Introduction

Pancreatic pseudocysts are the most commonly encountered cystic lesions of the pancreas [1]. They develop due to the collection of amylase-rich fluid within or around the pancreas following acute or chronic pancreatitis. The prevalence of pseudocysts in acute pancreatitis varies from 6 to 18.5% and in chronic pancreatitis ranges from 20 to 40% [2, 3]. Most of the pseudocysts less than 4 cm resolve spontaneously within 6 to 8 weeks [2]. However, persistent large pseudocysts can lead to complications such as biliary obstruction, spontaneous rupture, bleeding, or duodenal obstruction. But acute jejunal obstruction due to pseudocyst in the pancreatic body and tail is rare. To the best of our knowledge, there is only one reported case of partial small bowel obstruction due to pancreatic pseudocyst in English literature [4].

Case Description

A 55-year-old male presented with a history of abdominal distension, constipation, and obstipation for 3 days. In the past, the patient had developed gallstone-related acute pancreatitis 2 years back which was managed conservatively. On examination, the abdomen was distended with the presence of hyper-peristaltic bowel sounds. The abdominal radiograph revealed multiple air-fluid levels suggestive of intestinal obstruction. The patient was resuscitated with intravenous fluids, nasogastric decompression, and antibiotics. Contrast-enhanced computed tomography (CECT) of the abdomen and pelvis revealed a pseudocyst of 9.3 × 7.8 × 9.8 cm involving the body and tail of the pancreas. The main pancreatic duct was not dilated. The proximal jejunal loops were dilated with an abrupt cutoff at the level of distal jejunum. The distal bowel loops were collapsed. The narrowed part of the jejunal loop was seen abutting the inferior aspect of the pseudocyst (Fig. 1). With the provisional diagnosis of adhesive intestinal obstruction, we prepared the patient for surgery and obtained written informed consent.

Fig. 1
figure 1

CECT abdomen showing the pancreatic pseudocyst (white arrow) with dilated proximal jejunal loops (yellow arrow) and collapsed distal jejunal loops (red arrow) in a axial and b coronal views

Intraoperatively, the pancreatic pseudocyst was bulging from the mesocolon into the infra-colic compartment. The distal jejunal loop was densely adhered to the pseudocyst causing intestinal obstruction (Fig. 2). On opening the pseudocyst, about 400 ml of sero-purulent fluid was drained. No solid debris was found. The adhered segment of the jejunal loop was separated from the cyst wall to relieve the obstruction. Due to the thin cyst wall, external drainage was performed. The operative time was 135 min with the blood loss of 100 ml. The postoperative course was uneventful with the hospital stay of 5 days. The drain was removed during the follow-up at 20 days. Until the last follow-up at 6 months after surgery, the patient was symptom-free.

Fig. 2
figure 2

Intraoperative photograph showing the adhered segment of the jejunum to the pseudocyst with dilated proximal jejunal loop and collapsed distal loop

Discussion

We report a rare complication of acute jejunal obstruction caused by pancreatic pseudocyst. In most cases, pancreatic pseudocysts are located in the supra-colic compartment due to which the jejunal loops do not come in direct contact with the cyst. Some pseudocysts extend into the infra-colic compartment and have adhesions with the jejunal loops. However, development of complete jejunal obstruction due to adhesions has not been reported.
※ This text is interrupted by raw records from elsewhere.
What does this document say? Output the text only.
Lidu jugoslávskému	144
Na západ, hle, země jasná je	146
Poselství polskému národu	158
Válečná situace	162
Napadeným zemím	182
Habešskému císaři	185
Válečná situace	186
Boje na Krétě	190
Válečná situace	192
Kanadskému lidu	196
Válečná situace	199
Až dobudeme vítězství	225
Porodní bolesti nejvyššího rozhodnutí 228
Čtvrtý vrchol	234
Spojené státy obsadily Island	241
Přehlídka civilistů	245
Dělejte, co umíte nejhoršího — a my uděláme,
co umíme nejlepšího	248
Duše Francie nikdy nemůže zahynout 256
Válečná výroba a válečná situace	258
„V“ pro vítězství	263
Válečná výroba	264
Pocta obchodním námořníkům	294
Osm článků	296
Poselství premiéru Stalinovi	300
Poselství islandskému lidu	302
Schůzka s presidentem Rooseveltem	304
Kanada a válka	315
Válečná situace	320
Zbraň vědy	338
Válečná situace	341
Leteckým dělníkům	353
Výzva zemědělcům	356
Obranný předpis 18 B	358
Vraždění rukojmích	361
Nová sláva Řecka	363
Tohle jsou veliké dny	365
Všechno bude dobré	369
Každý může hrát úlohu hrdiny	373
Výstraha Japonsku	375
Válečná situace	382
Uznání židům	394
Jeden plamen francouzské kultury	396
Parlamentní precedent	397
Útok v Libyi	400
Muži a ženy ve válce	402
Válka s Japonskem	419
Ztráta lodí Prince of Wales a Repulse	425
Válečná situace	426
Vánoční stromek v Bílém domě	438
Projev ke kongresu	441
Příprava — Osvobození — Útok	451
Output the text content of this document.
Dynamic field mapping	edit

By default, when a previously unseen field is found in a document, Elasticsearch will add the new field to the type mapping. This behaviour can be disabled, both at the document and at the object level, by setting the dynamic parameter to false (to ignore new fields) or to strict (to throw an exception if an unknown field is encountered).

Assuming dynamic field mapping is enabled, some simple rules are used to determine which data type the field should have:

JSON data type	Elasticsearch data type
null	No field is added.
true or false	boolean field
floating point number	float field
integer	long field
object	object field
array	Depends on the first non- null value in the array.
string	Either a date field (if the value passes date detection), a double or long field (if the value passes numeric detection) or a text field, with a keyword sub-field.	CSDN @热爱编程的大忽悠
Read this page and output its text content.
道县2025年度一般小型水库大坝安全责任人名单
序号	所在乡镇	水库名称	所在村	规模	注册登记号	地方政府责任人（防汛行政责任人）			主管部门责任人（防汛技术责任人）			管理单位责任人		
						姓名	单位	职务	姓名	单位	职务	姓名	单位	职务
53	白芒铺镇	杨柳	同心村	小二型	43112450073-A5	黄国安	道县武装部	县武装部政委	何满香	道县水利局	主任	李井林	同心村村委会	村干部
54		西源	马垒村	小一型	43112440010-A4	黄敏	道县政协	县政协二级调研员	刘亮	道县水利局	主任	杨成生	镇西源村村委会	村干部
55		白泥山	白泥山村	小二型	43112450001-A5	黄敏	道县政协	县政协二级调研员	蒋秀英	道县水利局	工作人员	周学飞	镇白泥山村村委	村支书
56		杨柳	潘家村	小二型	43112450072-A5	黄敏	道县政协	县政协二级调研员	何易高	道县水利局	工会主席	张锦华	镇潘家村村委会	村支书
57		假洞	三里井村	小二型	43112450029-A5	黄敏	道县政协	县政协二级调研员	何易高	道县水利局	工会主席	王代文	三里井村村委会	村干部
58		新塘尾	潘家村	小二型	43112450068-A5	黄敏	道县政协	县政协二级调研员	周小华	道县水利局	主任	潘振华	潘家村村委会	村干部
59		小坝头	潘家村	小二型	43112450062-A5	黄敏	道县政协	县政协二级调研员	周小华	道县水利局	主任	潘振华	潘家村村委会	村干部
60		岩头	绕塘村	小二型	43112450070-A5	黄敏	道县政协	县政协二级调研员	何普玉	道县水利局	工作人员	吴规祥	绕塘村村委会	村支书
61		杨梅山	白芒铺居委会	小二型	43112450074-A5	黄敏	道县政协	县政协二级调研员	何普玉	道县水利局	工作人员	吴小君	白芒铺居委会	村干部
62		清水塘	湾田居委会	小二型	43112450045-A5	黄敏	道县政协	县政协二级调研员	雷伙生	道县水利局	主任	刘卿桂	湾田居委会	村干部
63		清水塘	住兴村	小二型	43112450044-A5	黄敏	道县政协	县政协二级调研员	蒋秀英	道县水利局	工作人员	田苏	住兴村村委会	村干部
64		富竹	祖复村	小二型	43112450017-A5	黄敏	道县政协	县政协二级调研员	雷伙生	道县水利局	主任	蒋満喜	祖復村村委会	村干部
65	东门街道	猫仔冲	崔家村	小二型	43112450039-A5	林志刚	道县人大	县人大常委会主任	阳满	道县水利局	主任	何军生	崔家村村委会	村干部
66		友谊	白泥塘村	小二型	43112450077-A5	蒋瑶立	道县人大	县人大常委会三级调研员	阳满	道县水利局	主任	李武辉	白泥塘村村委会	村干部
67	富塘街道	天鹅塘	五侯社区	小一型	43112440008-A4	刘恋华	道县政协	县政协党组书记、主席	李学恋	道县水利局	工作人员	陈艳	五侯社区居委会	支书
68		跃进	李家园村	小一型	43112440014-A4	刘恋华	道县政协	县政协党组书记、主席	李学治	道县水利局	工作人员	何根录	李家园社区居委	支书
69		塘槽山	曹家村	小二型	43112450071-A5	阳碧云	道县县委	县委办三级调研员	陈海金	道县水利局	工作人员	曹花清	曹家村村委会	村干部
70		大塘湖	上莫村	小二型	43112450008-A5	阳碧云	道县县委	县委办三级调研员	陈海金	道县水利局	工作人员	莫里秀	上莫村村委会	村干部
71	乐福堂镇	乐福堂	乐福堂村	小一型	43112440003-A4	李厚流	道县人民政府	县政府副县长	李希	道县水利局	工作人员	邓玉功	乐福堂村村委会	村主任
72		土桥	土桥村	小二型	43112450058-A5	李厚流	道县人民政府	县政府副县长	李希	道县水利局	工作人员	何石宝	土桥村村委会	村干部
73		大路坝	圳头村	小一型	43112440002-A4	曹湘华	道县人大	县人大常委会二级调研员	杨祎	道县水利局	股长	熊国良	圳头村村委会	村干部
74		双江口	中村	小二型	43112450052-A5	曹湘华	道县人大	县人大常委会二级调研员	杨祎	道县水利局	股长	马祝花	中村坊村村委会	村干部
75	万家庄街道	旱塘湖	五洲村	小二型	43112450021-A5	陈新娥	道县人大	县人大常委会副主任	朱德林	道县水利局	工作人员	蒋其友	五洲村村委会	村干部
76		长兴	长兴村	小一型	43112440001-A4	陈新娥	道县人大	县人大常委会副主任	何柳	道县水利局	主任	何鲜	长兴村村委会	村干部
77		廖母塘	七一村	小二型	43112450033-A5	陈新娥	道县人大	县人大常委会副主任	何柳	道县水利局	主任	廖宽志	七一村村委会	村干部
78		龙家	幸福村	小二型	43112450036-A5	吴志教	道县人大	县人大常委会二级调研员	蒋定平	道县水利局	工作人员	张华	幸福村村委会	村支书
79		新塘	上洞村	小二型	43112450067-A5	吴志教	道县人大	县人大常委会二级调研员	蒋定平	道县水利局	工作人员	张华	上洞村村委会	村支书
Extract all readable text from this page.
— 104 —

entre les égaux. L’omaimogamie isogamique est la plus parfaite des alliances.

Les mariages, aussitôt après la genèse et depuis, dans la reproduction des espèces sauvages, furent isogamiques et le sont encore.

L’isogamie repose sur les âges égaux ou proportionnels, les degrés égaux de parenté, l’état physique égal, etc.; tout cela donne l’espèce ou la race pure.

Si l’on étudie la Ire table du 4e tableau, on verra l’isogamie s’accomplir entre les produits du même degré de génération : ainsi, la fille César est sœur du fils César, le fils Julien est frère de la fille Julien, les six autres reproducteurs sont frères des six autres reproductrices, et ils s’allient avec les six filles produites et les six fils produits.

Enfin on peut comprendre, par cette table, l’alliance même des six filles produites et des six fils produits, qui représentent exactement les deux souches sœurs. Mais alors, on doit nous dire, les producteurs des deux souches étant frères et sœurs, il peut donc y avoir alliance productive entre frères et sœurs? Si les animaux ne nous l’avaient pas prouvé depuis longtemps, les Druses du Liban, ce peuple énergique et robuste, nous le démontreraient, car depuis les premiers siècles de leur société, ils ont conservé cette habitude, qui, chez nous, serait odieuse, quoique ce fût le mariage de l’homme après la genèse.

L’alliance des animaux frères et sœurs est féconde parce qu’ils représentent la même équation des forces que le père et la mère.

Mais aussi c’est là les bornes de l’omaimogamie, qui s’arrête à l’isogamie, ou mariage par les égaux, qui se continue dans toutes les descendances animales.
In the present case, the adhesion between the inferior surface of the pseudocyst and the jejunal loop was very dense and wide leading to luminal compromise (Fig. 2). There are few reports of jejunal and colonic obstruction in the setting of acute pancreatitis [5, 6]. It is believed to occur due to retroperitoneal inflammation, thrombosis of mesenteric arteries, or ischemic necrosis of watershed areas [5, 6].

CECT is the imaging modality of choice for the diagnosis of pancreatic pseudocyst and its complications. In the present case, the pseudocyst and small bowel obstruction were accurately diagnosed on CECT.

With the advancements in endoscopic techniques and instrumentation, the pseudocysts are being increasingly managed by endoscopic drainage [7]. However, in the present case, we did not suspect pseudocyst as the cause of bowel obstruction preoperatively due to its rarity. Hence, we did not consider endoscopic decompression of the pseudocyst. Laparoscopic surgery has been found to be as effective as open surgery with faster recovery in experienced hands for the management of pancreatic pseudocyst [8]. However, in the present case, due to lack of surgical expertise in advanced laparoscopy and the presence of small bowel obstruction, we preferred open surgery. The drainage of the pseudocyst failed to relieve the intestinal obstruction. The adhered jejunal loop had to be separated from the cyst wall to relieve the obstruction.

In conclusion, an infra-colic extension of pancreatic pseudocyst can predispose to development of adhesions with the bowel loops leading to acute intestinal obstruction.